For the people of Cagayan de Oro City (known locally as CDO), on Mindanao’s northern coast, Typhoon Bopha was the second serious storm to strike in less than 12 months. When Tropical Storm Washi struck CDO in December 2011, over a thousand people perished. In less than one hour, the water levels in some rivers rose by three metres. It was the first time in many decades that CDO experienced such torrential rain. When Pablo struck the same city one year later, there were zero casualties.

“What I learned here, I will share with my family”

Post-Bopha assessments found that affected communities were anxious to gain a better understanding of the weather systems that might affect them in the future, and the warning systems that could save their lives.

OCHA, working with local meteorological offices and the local government, is running a series of community workshops to help people access this information. The first event was held in the barangay of Lambajon, in Davao Oriental province on Mindanao’s south-east tip.

More than 60 people attended, including residents, barangay officials, and members of the local disaster team, as well as teachers and representative of a women’s group. A second workshop was held in Andap in Compostela Valley province. Flash flooding triggered by Bopha had claimed many lives in Andap. Emiliana, one of the survivors, took part in the meeting.
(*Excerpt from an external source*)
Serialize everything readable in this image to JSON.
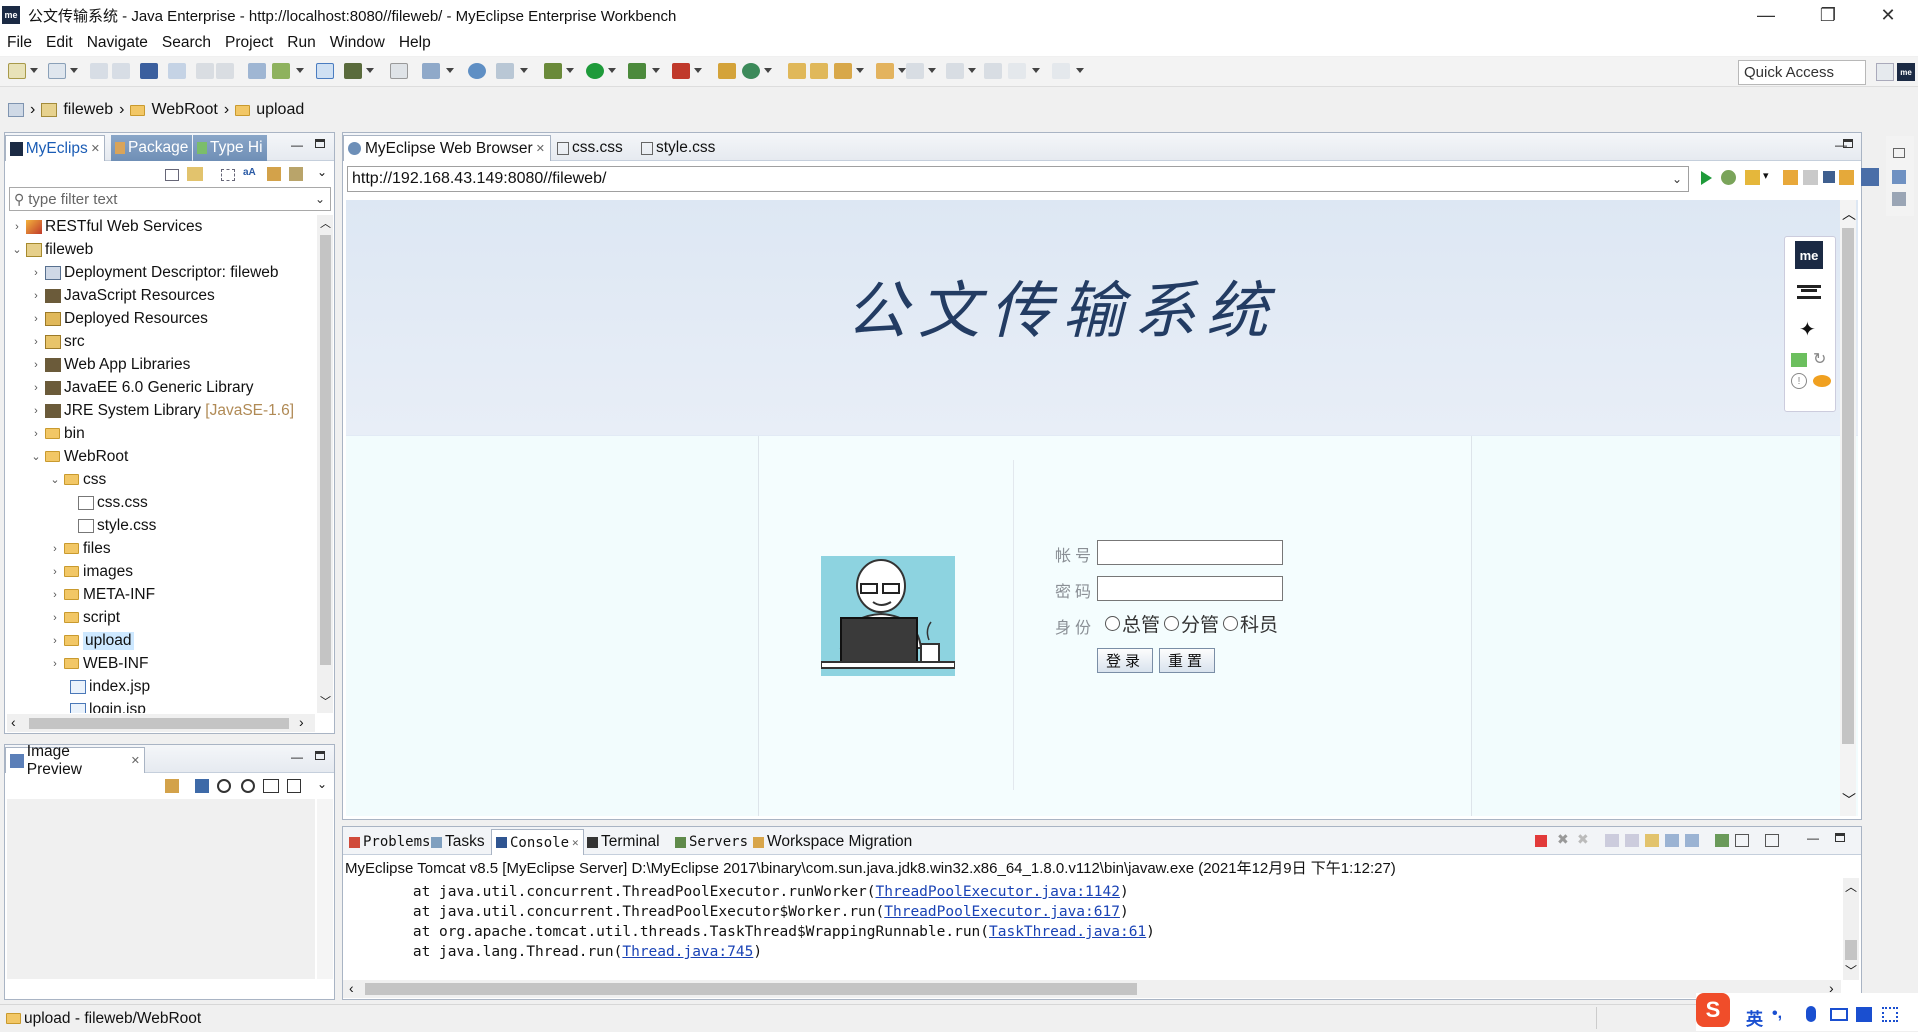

“I never experienced anything like Pablo, it was really devastating,” she said. “This orientation really helps us to have a deeper understanding of the weather so we can prepare if this happens again.”

Another participant, 32-year-old Mercy, agreed. “I am really happy to receive this information,” she said. “What I learned here, I will share with my family.”

More of these events are planned over the coming months to ensure that people understand what they need to do during a disaster, and to make sure that the information is then shared with family and friends.